We stand in awe at the God who emptied Godself so fully, so completely, as to descend not just to Earth and to us, the living, but who’s self-giving reached all the way through the very gates of Hell. As the epistle writer says, “…the gospel was proclaimed even to the dead, so that, though they had been judged in the flesh as everyone is judged, they might live in the spirit as God does.” Some theologians use a term I find particularly helpful: solidarity. For the world to be redeemed from the sin of rejecting God and God’s image in us, God came to us, to all and for all time: “For all redemptive light,” one theologian says, “comes uniquely from the one who was in solidarity until the end.”

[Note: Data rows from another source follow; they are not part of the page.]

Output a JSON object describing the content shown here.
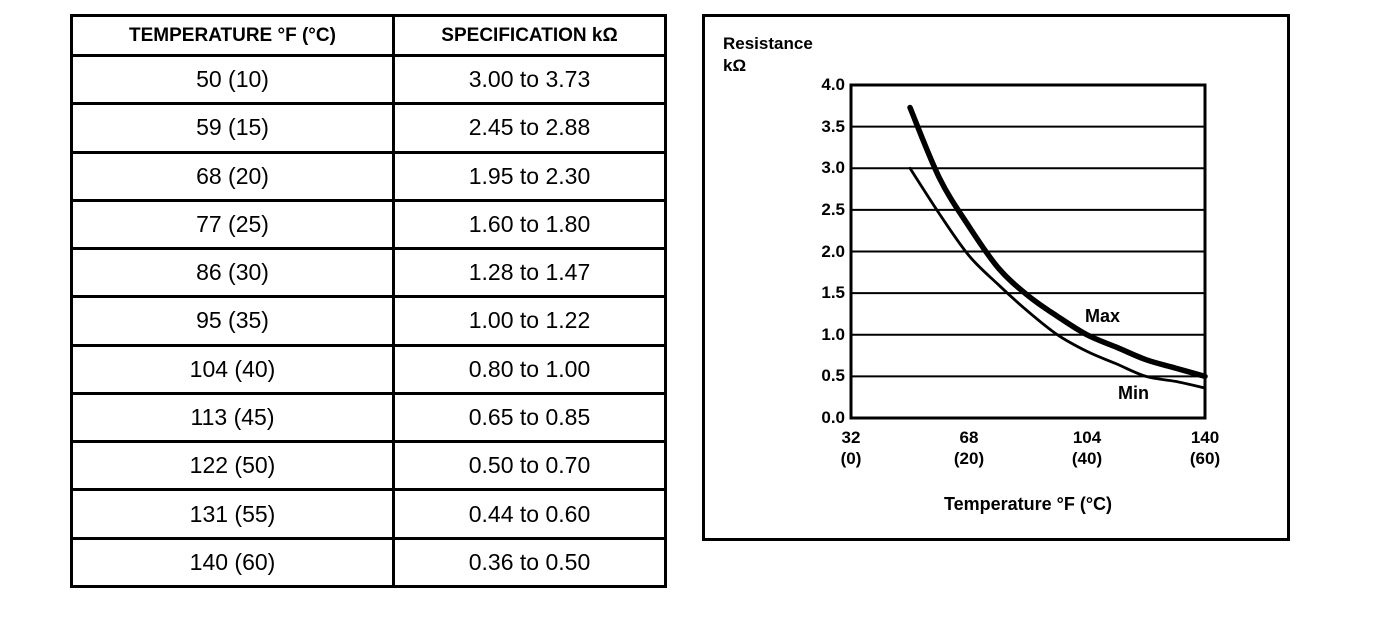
{
  "colors": {
    "foreground": "#000000",
    "background": "#ffffff"
  },
  "table": {
    "headers": [
      "TEMPERATURE °F (°C)",
      "SPECIFICATION kΩ"
    ],
    "rows": [
      {
        "temperature": "50 (10)",
        "specification": "3.00 to 3.73"
      },
      {
        "temperature": "59 (15)",
        "specification": "2.45 to 2.88"
      },
      {
        "temperature": "68 (20)",
        "specification": "1.95 to 2.30"
      },
      {
        "temperature": "77 (25)",
        "specification": "1.60 to 1.80"
      },
      {
        "temperature": "86 (30)",
        "specification": "1.28 to 1.47"
      },
      {
        "temperature": "95 (35)",
        "specification": "1.00 to 1.22"
      },
      {
        "temperature": "104 (40)",
        "specification": "0.80 to 1.00"
      },
      {
        "temperature": "113 (45)",
        "specification": "0.65 to 0.85"
      },
      {
        "temperature": "122 (50)",
        "specification": "0.50 to 0.70"
      },
      {
        "temperature": "131 (55)",
        "specification": "0.44 to 0.60"
      },
      {
        "temperature": "140 (60)",
        "specification": "0.36 to 0.50"
      }
    ]
  },
  "chart": {
    "ylabel_line1": "Resistance",
    "ylabel_line2": "kΩ",
    "xlabel": "Temperature °F (°C)",
    "max_label": "Max",
    "min_label": "Min",
    "y_ticks": [
      "4.0",
      "3.5",
      "3.0",
      "2.5",
      "2.0",
      "1.5",
      "1.0",
      "0.5",
      "0.0"
    ],
    "x_ticks": [
      {
        "f": "32",
        "c": "(0)"
      },
      {
        "f": "68",
        "c": "(20)"
      },
      {
        "f": "104",
        "c": "(40)"
      },
      {
        "f": "140",
        "c": "(60)"
      }
    ]
  },
  "chart_data": {
    "type": "line",
    "title": "",
    "xlabel": "Temperature °F (°C)",
    "ylabel": "Resistance kΩ",
    "x": [
      50,
      59,
      68,
      77,
      86,
      95,
      104,
      113,
      122,
      131,
      140
    ],
    "series": [
      {
        "name": "Max",
        "values": [
          3.73,
          2.88,
          2.3,
          1.8,
          1.47,
          1.22,
          1.0,
          0.85,
          0.7,
          0.6,
          0.5
        ]
      },
      {
        "name": "Min",
        "values": [
          3.0,
          2.45,
          1.95,
          1.6,
          1.28,
          1.0,
          0.8,
          0.65,
          0.5,
          0.44,
          0.36
        ]
      }
    ],
    "xlim": [
      32,
      140
    ],
    "ylim": [
      0.0,
      4.0
    ],
    "y_gridlines_step": 0.5,
    "grid": "horizontal",
    "legend": "inline-annotations"
  }
}
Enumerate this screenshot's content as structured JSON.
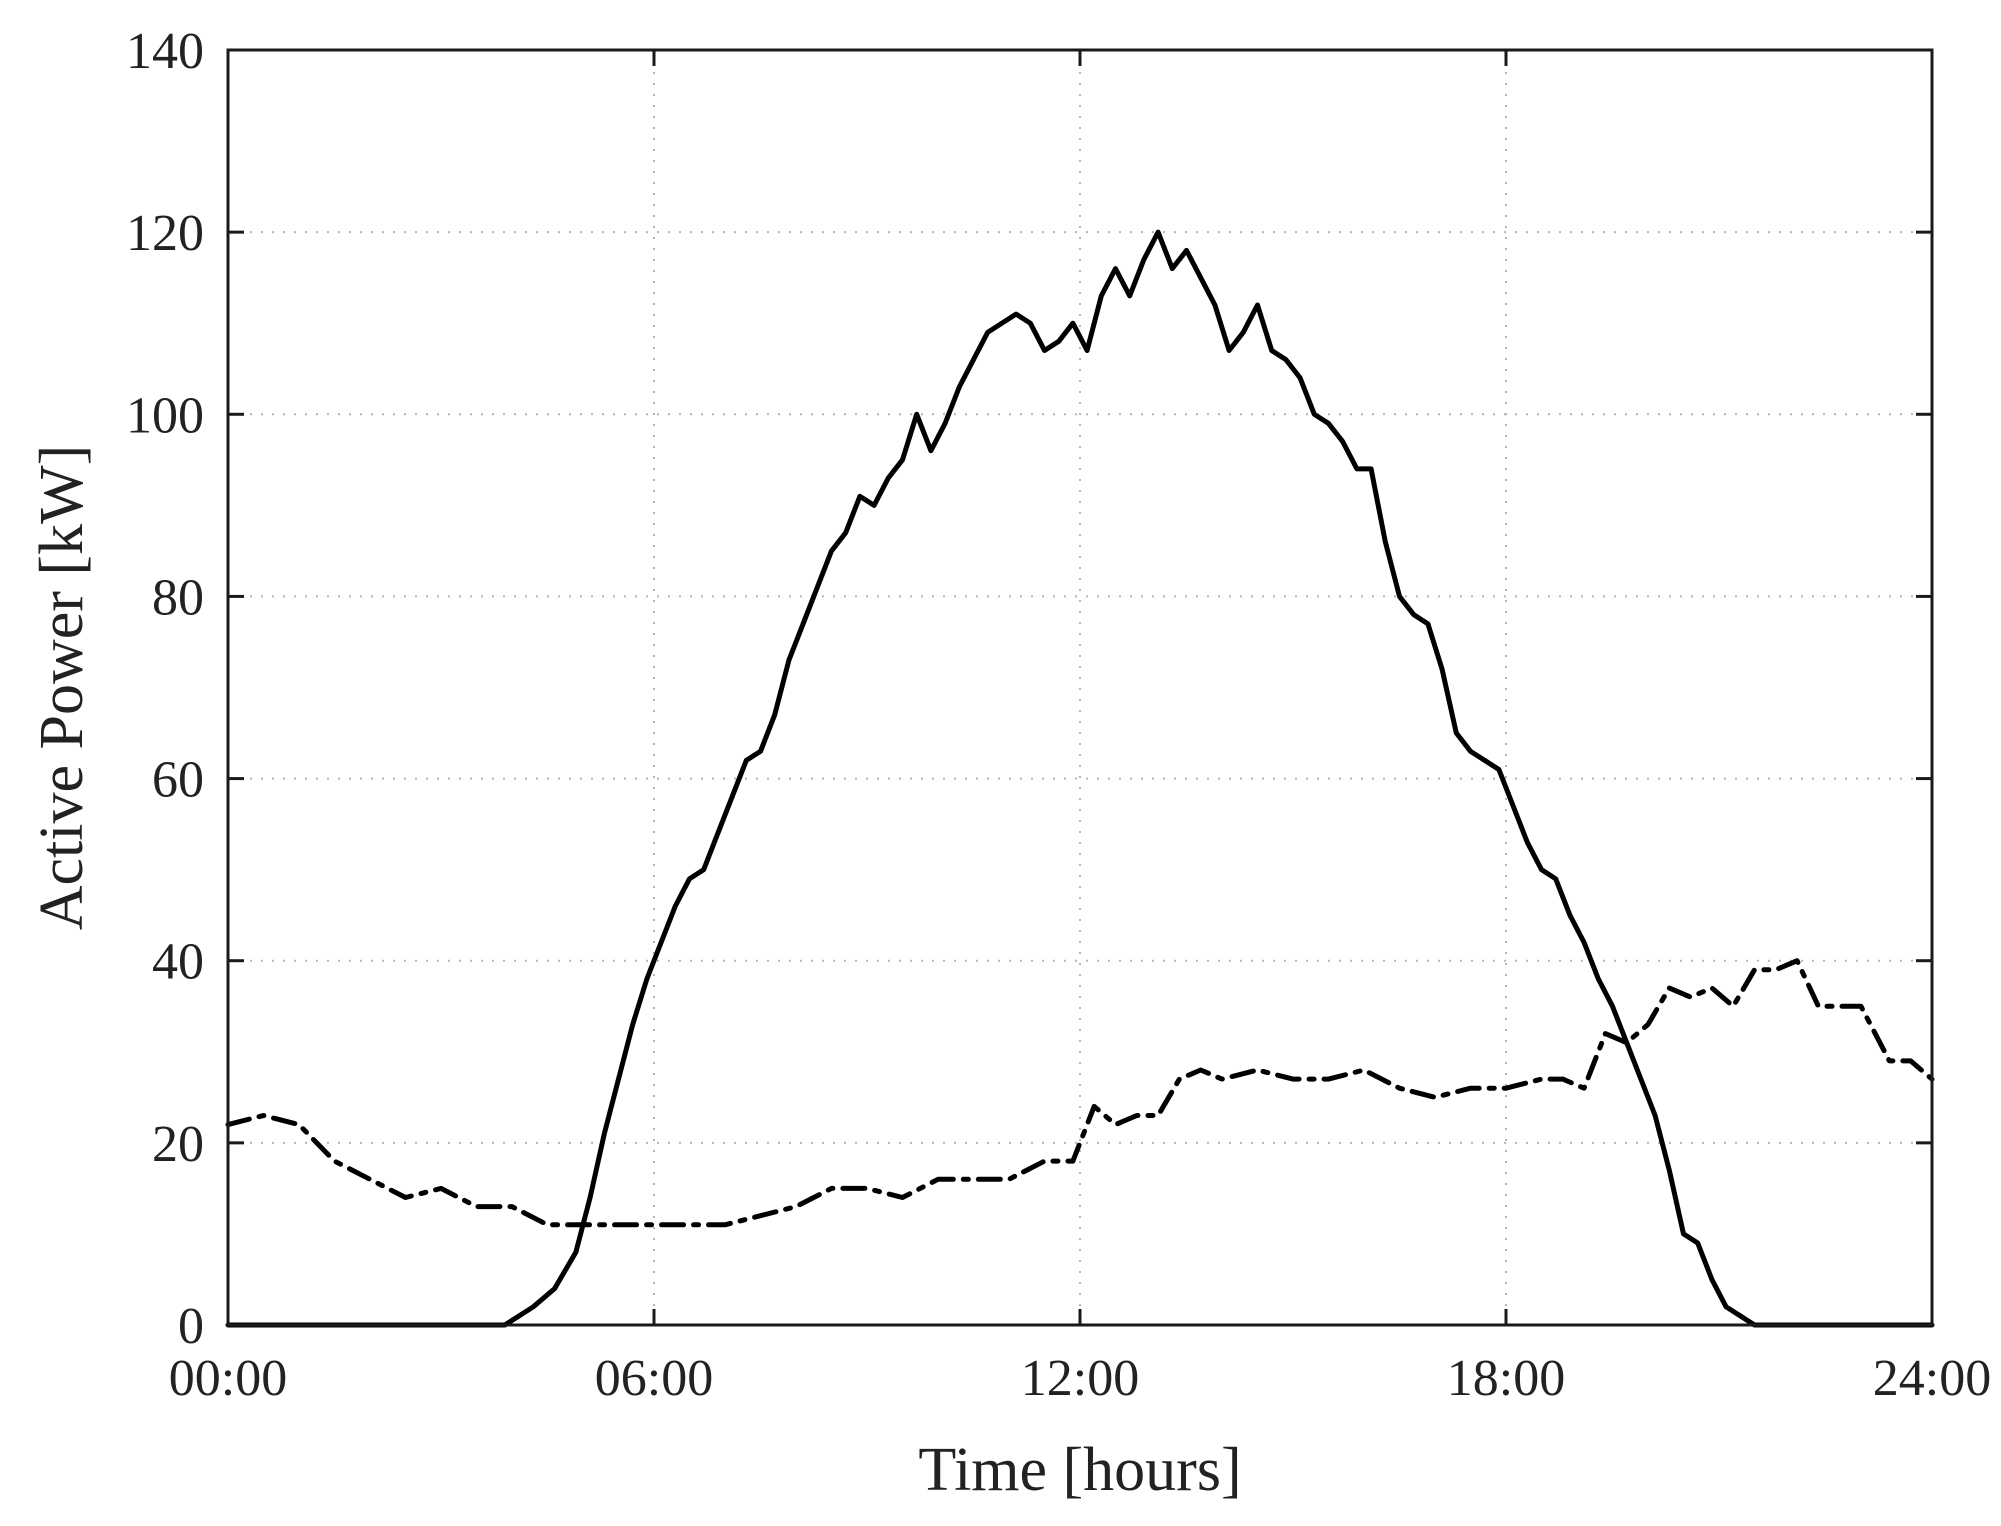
{
  "chart_data": {
    "type": "line",
    "title": "",
    "xlabel": "Time [hours]",
    "ylabel": "Active Power [kW]",
    "xlim": [
      0,
      24
    ],
    "ylim": [
      0,
      140
    ],
    "grid": true,
    "x_tick_labels": [
      "00:00",
      "06:00",
      "12:00",
      "18:00",
      "24:00"
    ],
    "y_tick_labels": [
      "0",
      "20",
      "40",
      "60",
      "80",
      "100",
      "120",
      "140"
    ],
    "x_ticks": [
      0,
      6,
      12,
      18,
      24
    ],
    "y_ticks": [
      0,
      20,
      40,
      60,
      80,
      100,
      120,
      140
    ],
    "series": [
      {
        "style": "solid",
        "color": "#000000",
        "x": [
          0.0,
          3.5,
          3.9,
          4.3,
          4.6,
          4.9,
          5.1,
          5.3,
          5.5,
          5.7,
          5.9,
          6.1,
          6.3,
          6.5,
          6.7,
          6.9,
          7.1,
          7.3,
          7.5,
          7.7,
          7.9,
          8.1,
          8.3,
          8.5,
          8.7,
          8.9,
          9.1,
          9.3,
          9.5,
          9.7,
          9.9,
          10.1,
          10.3,
          10.5,
          10.7,
          10.9,
          11.1,
          11.3,
          11.5,
          11.7,
          11.9,
          12.1,
          12.3,
          12.5,
          12.7,
          12.9,
          13.1,
          13.3,
          13.5,
          13.7,
          13.9,
          14.1,
          14.3,
          14.5,
          14.7,
          14.9,
          15.1,
          15.3,
          15.5,
          15.7,
          15.9,
          16.1,
          16.3,
          16.5,
          16.7,
          16.9,
          17.1,
          17.3,
          17.5,
          17.7,
          17.9,
          18.1,
          18.3,
          18.5,
          18.7,
          18.9,
          19.1,
          19.3,
          19.5,
          19.7,
          19.9,
          20.1,
          20.3,
          20.5,
          20.7,
          20.9,
          21.1,
          21.3,
          21.5,
          22.0,
          24.0
        ],
        "values": [
          0,
          0,
          0,
          2,
          4,
          8,
          14,
          21,
          27,
          33,
          38,
          42,
          46,
          49,
          50,
          54,
          58,
          62,
          63,
          67,
          73,
          77,
          81,
          85,
          87,
          91,
          90,
          93,
          95,
          100,
          96,
          99,
          103,
          106,
          109,
          110,
          111,
          110,
          107,
          108,
          110,
          107,
          113,
          116,
          113,
          117,
          120,
          116,
          118,
          115,
          112,
          107,
          109,
          112,
          107,
          106,
          104,
          100,
          99,
          97,
          94,
          94,
          86,
          80,
          78,
          77,
          72,
          65,
          63,
          62,
          61,
          57,
          53,
          50,
          49,
          45,
          42,
          38,
          35,
          31,
          27,
          23,
          17,
          10,
          9,
          5,
          2,
          1,
          0,
          0,
          0
        ]
      },
      {
        "style": "dash-dot",
        "color": "#000000",
        "x": [
          0.0,
          0.5,
          1.0,
          1.5,
          2.0,
          2.5,
          3.0,
          3.5,
          4.0,
          4.5,
          5.0,
          5.5,
          6.0,
          6.5,
          7.0,
          7.5,
          8.0,
          8.5,
          9.0,
          9.5,
          10.0,
          10.5,
          11.0,
          11.5,
          11.9,
          12.2,
          12.5,
          12.8,
          13.1,
          13.4,
          13.7,
          14.0,
          14.5,
          15.0,
          15.5,
          16.0,
          16.5,
          17.0,
          17.5,
          18.0,
          18.5,
          18.8,
          19.1,
          19.4,
          19.7,
          20.0,
          20.3,
          20.6,
          20.9,
          21.2,
          21.5,
          21.8,
          22.1,
          22.4,
          22.7,
          23.0,
          23.4,
          23.7,
          24.0
        ],
        "values": [
          22,
          23,
          22,
          18,
          16,
          14,
          15,
          13,
          13,
          11,
          11,
          11,
          11,
          11,
          11,
          12,
          13,
          15,
          15,
          14,
          16,
          16,
          16,
          18,
          18,
          24,
          22,
          23,
          23,
          27,
          28,
          27,
          28,
          27,
          27,
          28,
          26,
          25,
          26,
          26,
          27,
          27,
          26,
          32,
          31,
          33,
          37,
          36,
          37,
          35,
          39,
          39,
          40,
          35,
          35,
          35,
          29,
          29,
          27
        ]
      }
    ]
  }
}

And, of course, on this side of the Resurrection we can look back and see how the solidarity that brought Christ right down into the heart of death, as far from the Father as, well, as humanly possible – we can look back and proclaim the mystery of death’s destruction in that act. The Proper Preface we will use for Eucharist in the season of Easter reminds us that Jesus “… was sacrificed for us, and has taken away the sin of the world. By his death he has destroyed death …” By his death, he has destroyed death. God has confronted death and will prevail.
But for now, as we encounter Holy Saturday once again, with Mary the wife of Clopas, Mary Magdalene, Mary his mother, and the other women from Galilee, and indeed with all the disciples and with all the saints ever since, we watch and wait from afar: fearful, devastated at the suffering and death we have witnessed, our guts wrenched and empty – not realizing the reach of God’s solidarity with us; not realizing the depths to which God has descended for us; not realizing the mysterious work that is yet being done for us by our Saviour.